Daily Report: USDJPY pullsback overnight
The Asian session today mainly focused on the rumours that Japanese Prime Minister Shinzo Abe is considering a snap election and also deliberating as to whether to postpone or cancel altogether the rumoured sales tax increase for next year. Due to the lack of clarity regarding these issues during Asian trading, the JPY has recovered a chunk of its losses. This has included the USDJPY pulling back by as many as 100 pips, and further volatility in JPY pairs is expected while the markets await clarity on these issues.
The other major story as today’s European session opens is Brent Oil falling below $81 ($80.84) with further concerns over an oversupply of oil attracting investors’ attention. Later on Wednesday, it is widely expected US Oil Inventories data will be reported to have increased again, which will continue to elevate concerns over an oversupply of oil in the markets. Due to this, investors are already pricing in the move today.

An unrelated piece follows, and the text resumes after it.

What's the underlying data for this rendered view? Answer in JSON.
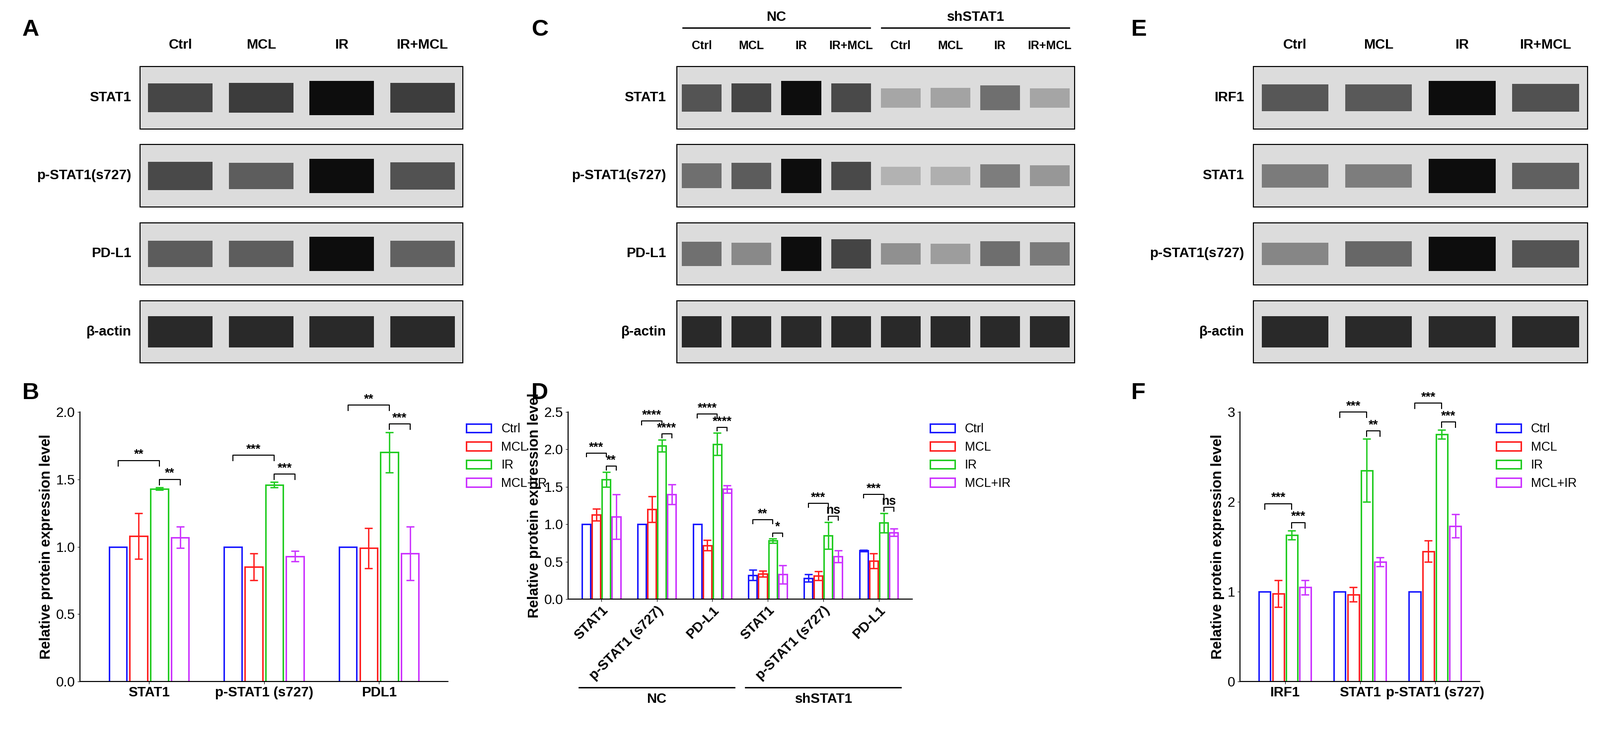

Despite anxiety over the forthcoming EU GDP data release on Friday, the Eurodollar managed to record unexpected gains of 80 pips on Tuesday and closed just below 1.25 (1.2474). Already this morning, the Eurodollar is attempting to climb towards 1.25 once again, but seems to be finding resistance around 1.2490. The expectation for Wednesday’s EU industrial production is for another annualised decline, which would probably heighten expectations that the ECB are going to be forced to add further stimulus. What investors seem to be doing at the moment is pushing the EURUSD price as close to 1.25 and closing positions, before considering longer-term short options.

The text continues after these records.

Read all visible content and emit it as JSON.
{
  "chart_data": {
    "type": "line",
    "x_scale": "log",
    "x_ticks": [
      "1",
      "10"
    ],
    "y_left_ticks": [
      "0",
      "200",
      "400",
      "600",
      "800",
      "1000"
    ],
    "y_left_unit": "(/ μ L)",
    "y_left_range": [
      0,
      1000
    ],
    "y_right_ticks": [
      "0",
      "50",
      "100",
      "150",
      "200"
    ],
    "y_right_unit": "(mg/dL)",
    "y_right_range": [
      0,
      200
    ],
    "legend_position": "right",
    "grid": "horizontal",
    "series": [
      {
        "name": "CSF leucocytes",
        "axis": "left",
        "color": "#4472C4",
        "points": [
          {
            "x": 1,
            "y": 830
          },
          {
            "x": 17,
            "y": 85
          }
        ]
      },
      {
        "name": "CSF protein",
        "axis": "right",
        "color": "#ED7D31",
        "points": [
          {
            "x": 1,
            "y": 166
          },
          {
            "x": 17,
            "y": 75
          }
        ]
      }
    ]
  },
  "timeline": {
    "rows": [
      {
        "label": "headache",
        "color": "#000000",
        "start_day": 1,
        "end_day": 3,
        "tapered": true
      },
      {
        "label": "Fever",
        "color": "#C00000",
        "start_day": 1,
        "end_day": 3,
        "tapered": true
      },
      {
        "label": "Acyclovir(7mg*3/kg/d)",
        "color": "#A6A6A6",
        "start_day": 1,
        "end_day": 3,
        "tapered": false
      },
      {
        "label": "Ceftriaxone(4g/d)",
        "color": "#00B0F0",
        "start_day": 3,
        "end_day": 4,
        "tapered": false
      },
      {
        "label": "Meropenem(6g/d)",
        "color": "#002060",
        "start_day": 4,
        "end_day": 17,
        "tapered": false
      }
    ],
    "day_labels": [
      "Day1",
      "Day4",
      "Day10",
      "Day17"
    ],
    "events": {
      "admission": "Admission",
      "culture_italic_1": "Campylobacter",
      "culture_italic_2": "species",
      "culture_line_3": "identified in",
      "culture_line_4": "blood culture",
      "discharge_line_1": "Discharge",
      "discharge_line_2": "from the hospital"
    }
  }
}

There is a chance of volatility for the Cable today due to a high quantity of market moving data regarding the UK scheduled for release. This includes UK Jobless Claims, Wage data and – the main event – the Bank of England (BoE) Inflation Report. Sterling bulls are likely to make some noise if average wage data improves again in October, but the downside risk is that Governor Carney could be about to throw cold water on those bulls remaining optimistic the BoE could raise rates as early as Spring 2015. If Carney declares that a UK rate rise is going to be delayed until later in 2015, Sterling bears are going to jump at the opportunity to push the Cable back down to 1.58.
It was during August’s BoE Inflation Report that Governor Carney inspired the GBPUSD downturn from 1.71 to 1.58 following his comments over “UK rate rises being gradual and limited due to global economic headwinds elsewhere”, and the economic sentiment in Europe, the UK’s main trading partner, has deteriorated substantially since then. Not only is the EU economic situation a concern for the BoE, but the Bank has always possessed strong views on weak price pressures (inflation) and UK CPI is expected to continue drifting lower as soon as next week. It will be interesting to see Carney’s reaction to not only UK inflation declining, but the UK economy showing increased signs of losing momentum as well.
Another aspect of the BoE inflation report that investors should look out for is Carney’s view on the UK election next May. Additionally, there are expectations that the BoE are not only likely to downgrade future inflation expectations, but also economic growth. If this materializes, investor attraction to the Sterling would be expected to weaken.